A signed Italian dominating function on a graph \(G=(V,E)\) is a function \(f: V\rightarrow \{-1, 1, 2\}\) satisfying the condition that for every vertex u, \(f[u]\ge 1\). The weight of the signed Italian dominating function, f, is the value \(f(V)=\sum _{u\in V}f(u)\). The signed Italian dominating number of a graph G, denoted by \(\gamma _{sI}(G)\), is the minimum weight of a signed Italian dominating function on a graph G. In this paper, we prove that for any tree T of order \(n\ge 2\), \(\gamma _{sI}(T)\ge \frac{-n+4}{2}\) and we characterize all trees attaining this bound. In addition, we obtain some results about the signed Italian domination number of some graph operations. Furthermore, we prove that the signed Italian domination problem is \(\mathbf {NP}\)-Complete for bipartite graphs.

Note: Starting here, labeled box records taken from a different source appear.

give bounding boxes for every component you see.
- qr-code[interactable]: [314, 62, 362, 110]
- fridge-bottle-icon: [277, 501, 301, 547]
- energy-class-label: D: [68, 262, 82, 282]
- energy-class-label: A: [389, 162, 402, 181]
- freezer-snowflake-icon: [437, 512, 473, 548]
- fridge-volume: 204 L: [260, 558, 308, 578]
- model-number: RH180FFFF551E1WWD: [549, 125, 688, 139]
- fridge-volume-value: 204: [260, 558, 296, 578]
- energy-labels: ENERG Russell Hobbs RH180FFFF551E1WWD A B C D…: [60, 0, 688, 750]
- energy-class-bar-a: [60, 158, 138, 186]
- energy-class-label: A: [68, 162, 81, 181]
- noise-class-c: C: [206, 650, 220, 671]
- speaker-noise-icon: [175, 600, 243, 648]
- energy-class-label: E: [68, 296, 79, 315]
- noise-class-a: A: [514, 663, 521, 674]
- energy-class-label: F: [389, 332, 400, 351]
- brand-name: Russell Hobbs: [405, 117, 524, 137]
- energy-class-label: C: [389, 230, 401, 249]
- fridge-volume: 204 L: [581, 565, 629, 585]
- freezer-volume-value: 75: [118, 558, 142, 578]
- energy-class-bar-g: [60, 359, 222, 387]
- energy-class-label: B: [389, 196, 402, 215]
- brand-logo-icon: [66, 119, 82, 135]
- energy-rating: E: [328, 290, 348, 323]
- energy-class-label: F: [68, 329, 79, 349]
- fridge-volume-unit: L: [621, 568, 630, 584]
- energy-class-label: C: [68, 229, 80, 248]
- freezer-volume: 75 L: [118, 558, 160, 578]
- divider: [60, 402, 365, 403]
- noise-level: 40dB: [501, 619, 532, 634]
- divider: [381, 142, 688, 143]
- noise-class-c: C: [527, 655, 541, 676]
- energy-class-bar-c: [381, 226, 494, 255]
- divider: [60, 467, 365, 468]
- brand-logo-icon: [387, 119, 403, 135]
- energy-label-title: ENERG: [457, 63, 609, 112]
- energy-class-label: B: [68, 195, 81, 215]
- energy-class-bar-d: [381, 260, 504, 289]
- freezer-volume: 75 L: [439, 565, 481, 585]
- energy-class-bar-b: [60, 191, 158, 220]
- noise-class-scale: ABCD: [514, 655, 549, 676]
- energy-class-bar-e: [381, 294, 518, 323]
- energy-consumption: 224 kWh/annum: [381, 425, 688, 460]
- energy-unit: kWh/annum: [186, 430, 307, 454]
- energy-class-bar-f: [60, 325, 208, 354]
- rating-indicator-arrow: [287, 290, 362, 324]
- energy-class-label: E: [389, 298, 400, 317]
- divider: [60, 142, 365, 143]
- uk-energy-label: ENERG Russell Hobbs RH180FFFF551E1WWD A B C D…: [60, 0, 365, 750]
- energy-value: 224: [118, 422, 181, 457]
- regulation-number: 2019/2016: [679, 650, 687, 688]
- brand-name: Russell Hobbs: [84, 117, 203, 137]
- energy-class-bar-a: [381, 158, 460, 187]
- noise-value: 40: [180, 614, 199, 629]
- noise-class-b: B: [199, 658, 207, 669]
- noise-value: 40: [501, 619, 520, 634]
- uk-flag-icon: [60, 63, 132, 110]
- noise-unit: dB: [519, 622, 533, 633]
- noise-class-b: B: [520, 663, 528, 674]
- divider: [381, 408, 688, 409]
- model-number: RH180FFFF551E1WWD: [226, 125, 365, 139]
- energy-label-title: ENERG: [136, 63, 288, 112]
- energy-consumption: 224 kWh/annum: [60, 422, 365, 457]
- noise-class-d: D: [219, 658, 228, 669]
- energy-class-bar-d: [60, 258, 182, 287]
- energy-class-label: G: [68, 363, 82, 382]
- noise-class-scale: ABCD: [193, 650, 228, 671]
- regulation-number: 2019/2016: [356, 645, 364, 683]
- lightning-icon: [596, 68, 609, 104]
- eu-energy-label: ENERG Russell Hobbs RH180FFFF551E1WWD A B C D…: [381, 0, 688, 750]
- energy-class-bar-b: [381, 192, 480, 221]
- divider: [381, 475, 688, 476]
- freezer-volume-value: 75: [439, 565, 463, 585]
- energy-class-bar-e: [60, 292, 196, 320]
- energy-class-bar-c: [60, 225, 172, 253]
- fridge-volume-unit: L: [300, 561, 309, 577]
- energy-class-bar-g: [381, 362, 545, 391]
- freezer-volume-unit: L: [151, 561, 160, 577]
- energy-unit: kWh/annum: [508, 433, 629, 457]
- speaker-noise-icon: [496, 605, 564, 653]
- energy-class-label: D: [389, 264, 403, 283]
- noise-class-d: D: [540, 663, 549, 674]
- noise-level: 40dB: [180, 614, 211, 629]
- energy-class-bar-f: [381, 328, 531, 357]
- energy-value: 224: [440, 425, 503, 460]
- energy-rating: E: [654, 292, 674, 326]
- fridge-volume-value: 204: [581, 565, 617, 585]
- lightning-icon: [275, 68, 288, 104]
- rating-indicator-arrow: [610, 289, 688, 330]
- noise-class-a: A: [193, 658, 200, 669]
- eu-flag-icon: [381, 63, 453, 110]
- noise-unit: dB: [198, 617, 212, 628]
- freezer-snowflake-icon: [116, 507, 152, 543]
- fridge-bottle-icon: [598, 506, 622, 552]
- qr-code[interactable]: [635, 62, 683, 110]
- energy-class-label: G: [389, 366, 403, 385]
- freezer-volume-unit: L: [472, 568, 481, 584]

在图\（G =（V，E）\）上的带符号的意大利支配函数是满足以下条件的函数\（f：V \ rightarrow \ {-1，1，2 \} \）对于每个顶点u，\（f [u] \ ge 1 \）。带符号的意大利支配函数f的权重是值\（f（V）= \ sum _ {u \ in V} f（u）\）。图G的带符号的意大利支配数用\（\ gamma _ {sI}（G）\）表示，是图G上带符号的意大利支配函数的最小权重。在本文中，我们证明对于阶为\（n \ ge 2 \），\（\ gamma _ {sI}（T）\ ge \ frac {-n + 4} {2} \）的任何树T并且我们描述了达到此界限的所有树木的特征。此外，我们获得了一些图形操作的带符号的意大利支配数的一些结果。此外，我们证明了带符号的意大利控制问题是\（\ mathbf {NP} \） -二部图的完成。